We have a common tax board. We have the ombudsman where we will not have people paying double taxation. We can resolve the issue of taxes. Companies are now paying 25% instead of 30% company tax. If you’re earning 70,000 and below, you don’t have to pay tax. Military is exempted. Yes, I can go on more tax drive. And Oyedele has put the benchmark. We might be able to get as much as N40 trillion. You see, we are not any money in mind in our agriculture because of the unrest. We must call this, pay this, pay. We haven’t got any rights in the issue of security.

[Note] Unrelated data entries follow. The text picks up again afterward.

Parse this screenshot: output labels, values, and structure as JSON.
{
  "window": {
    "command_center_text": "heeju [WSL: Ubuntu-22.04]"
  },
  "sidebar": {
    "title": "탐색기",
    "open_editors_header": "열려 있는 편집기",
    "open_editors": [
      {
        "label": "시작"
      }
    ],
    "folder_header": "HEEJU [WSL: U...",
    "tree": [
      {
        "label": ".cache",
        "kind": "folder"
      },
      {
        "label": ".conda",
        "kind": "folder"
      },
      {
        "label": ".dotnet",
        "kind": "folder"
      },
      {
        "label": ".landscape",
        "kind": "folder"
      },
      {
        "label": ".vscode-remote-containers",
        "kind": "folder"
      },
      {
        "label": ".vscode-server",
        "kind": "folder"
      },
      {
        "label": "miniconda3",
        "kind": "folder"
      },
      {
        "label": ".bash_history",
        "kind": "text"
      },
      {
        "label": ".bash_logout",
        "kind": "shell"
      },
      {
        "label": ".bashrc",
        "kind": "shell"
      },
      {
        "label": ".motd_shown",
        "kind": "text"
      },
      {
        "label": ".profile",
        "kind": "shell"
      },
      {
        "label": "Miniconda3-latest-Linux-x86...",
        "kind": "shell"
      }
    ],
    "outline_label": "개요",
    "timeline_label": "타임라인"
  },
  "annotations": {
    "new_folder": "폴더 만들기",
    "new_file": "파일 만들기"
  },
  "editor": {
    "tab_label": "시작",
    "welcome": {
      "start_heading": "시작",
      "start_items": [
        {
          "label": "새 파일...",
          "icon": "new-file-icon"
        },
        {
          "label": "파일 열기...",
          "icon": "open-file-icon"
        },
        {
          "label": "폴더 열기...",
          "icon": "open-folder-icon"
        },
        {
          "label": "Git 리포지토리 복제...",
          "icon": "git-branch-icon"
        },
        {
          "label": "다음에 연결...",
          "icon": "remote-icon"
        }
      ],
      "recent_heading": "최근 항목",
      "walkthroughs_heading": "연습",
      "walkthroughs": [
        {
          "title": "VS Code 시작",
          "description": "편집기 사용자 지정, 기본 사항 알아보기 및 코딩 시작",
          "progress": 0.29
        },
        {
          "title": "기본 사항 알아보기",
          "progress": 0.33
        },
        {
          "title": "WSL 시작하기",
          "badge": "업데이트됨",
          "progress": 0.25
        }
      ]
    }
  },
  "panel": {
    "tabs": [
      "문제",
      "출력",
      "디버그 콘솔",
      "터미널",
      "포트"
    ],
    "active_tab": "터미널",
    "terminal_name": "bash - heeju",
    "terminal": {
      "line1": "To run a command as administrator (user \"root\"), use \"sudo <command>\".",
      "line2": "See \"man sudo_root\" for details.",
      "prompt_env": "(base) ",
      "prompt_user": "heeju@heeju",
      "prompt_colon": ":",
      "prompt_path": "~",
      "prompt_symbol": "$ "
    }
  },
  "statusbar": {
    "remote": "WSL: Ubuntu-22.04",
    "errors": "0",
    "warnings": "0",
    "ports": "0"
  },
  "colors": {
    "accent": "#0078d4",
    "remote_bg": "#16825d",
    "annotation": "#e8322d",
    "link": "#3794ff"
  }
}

It’s not here to grow. But you can see a clear light at the end of the tunnel. So why would they not flock to the EFCC? He has taken those bold steps as a first-term President. Very few people can take the bold step he has taken because he’s seen that, look, successive governments have eaten into the future of our children and children’s children.
And so that is why somebody like me who was a staunch member, who had PDP in his blood and DNA can say today I’m in the APC. And you see, I left the PDP in 2022, but I didn’t join the APC. On the 6th of June was when I left the PDP in 2022. Most people think I just left now. No, I didn’t make it bold. I didn’t join the APC. I only joined the APC after I started working with Senator Godswill Akpabio. That’s when I joined the APC.
Don’t you think that Nigerians will be worse for it if we have a very weak opposition?
No, I don’t think we’re going to have a weak opposition. What I think the opposition should do is put their acts together. I’m a student of Political Science. I’ve always believed in opposition. Opposition will put the government at its toes.
I must be realistic. But when you have an Atiku Abubakar who still say, ‘look, I want to run,’ you have the Peter Obis, saying, ‘I want to run,’you have the Rotimi Amaechis, saying, ‘I want to run,’ they’re going to dissipate their energy. And you have PDP saying, look, we don’t want a coalition.
I saw the situation that we had in PDP, especially when we say not to allow the South-South to decide to become… I was supporting Obi in the PDP. But once they decided to throw the tickets open, I knew that there was going to be crisis.